Alguma pessoa reclamou na Ouvidoria Agrária que existe ligação entre movimentos

sociais rurais e FARC. Eu já requisitei duas vezes, e duas vezes a própria Polícia

Federal informou que não há essa ligação. Oficialmente, a Polícia Federal informou-

me que não existe essa ligação.

Essa questão da assistência técnica pela EMATER, que o senhor sugere,

acho fundamental. Acho que esse deve ser um dos encaminhamentos que deve sair

da Subcomissão, neste sentido: que a assistência técnica nos projetos de

assentamentos do INCRA seja feito pelas EMATERs. Isso é fundamental, porque

hoje a assistência é feita por empresa vinculada a determinado movimento social.

Para acabar com essa história de que essa empresa fica vinculada ideologicamente

ao movimento, é bom que seja feita mesmo pela EMATER. Sugiro, respeitosamente,

que os senhores façam orientação nesse sentido.

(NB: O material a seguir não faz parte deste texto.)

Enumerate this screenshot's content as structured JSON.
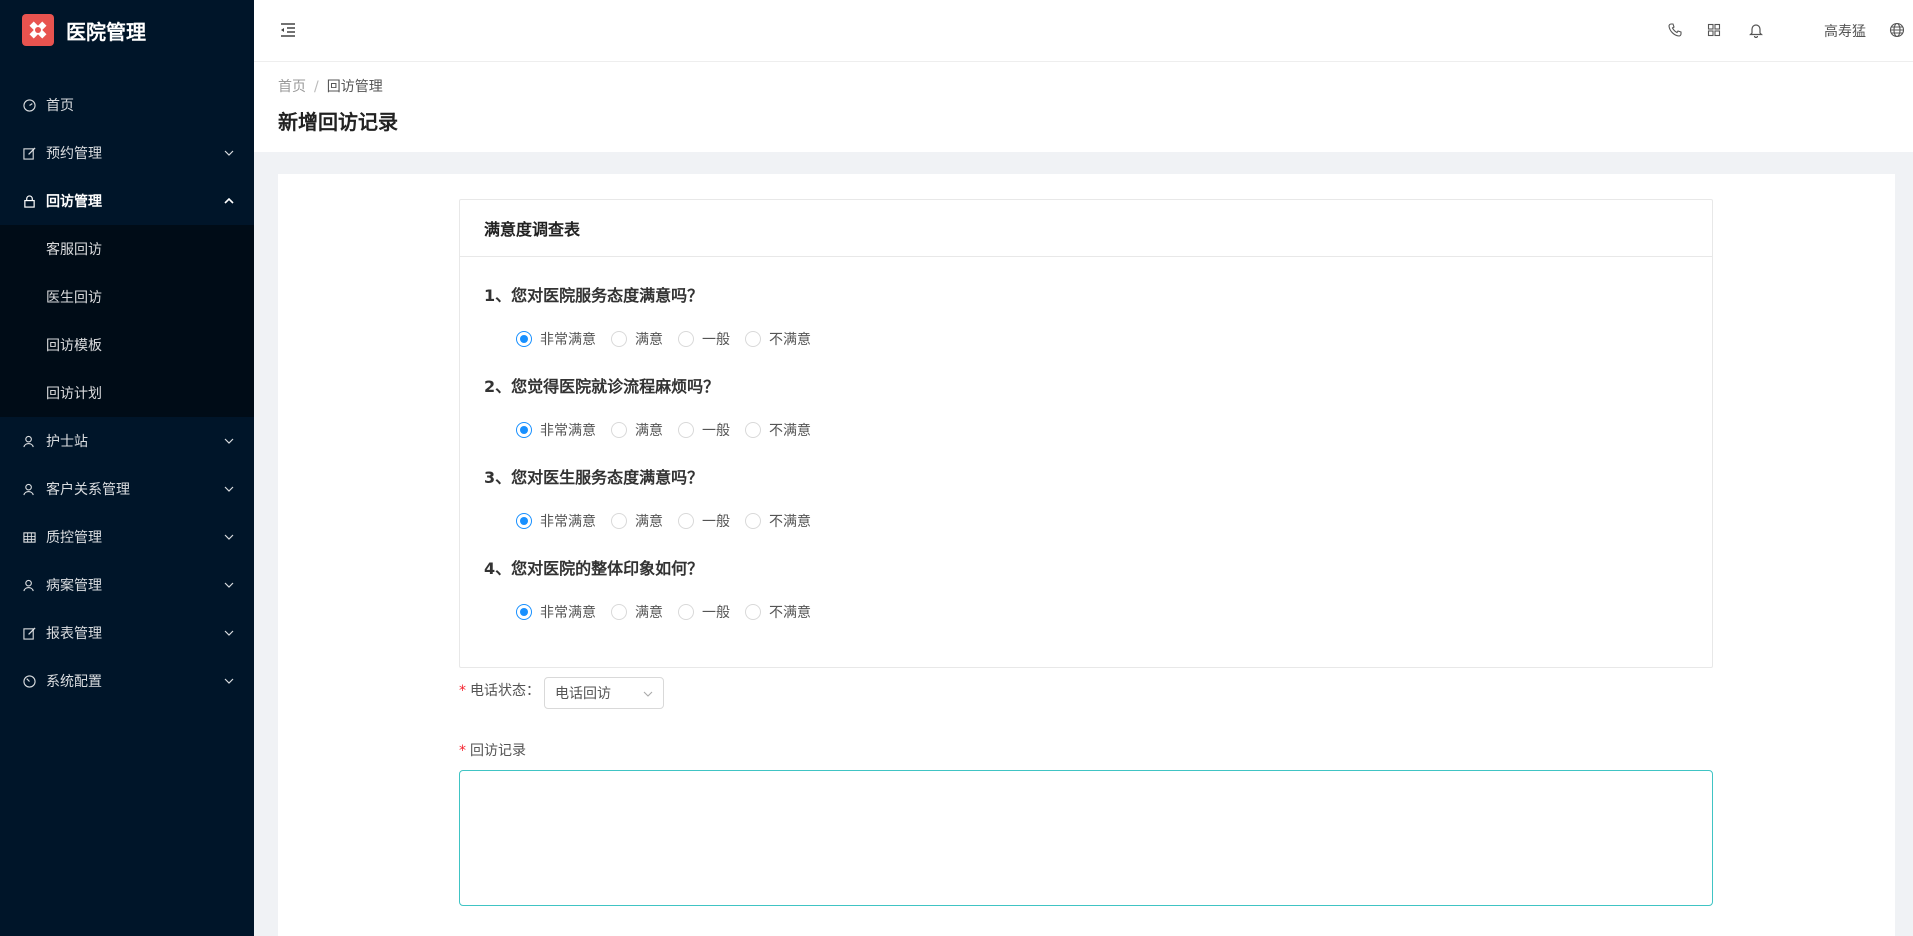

Por fim, no que se refere à manifestação do Ministro Ilmar Galvão quanto às

varas agrárias, no que se refere aos recursos financeiros, a Ouvidoria Agrária

Nacional tem recursos financeiros suficientes para ajudar os Tribunais, sejam os

Tribunais Federais, sejam os Tribunais de Justiça, na instalação e desenvolvimento

das varas agrárias.

O SR. PRESIDENTE (Deputado Abelardo Lupion) - E quanto às vacinas?

O SR. GERCINO JOSÉ DA SILVA FILHO - Sim, quanto às vacinas, vou

assumir compromisso com os senhores.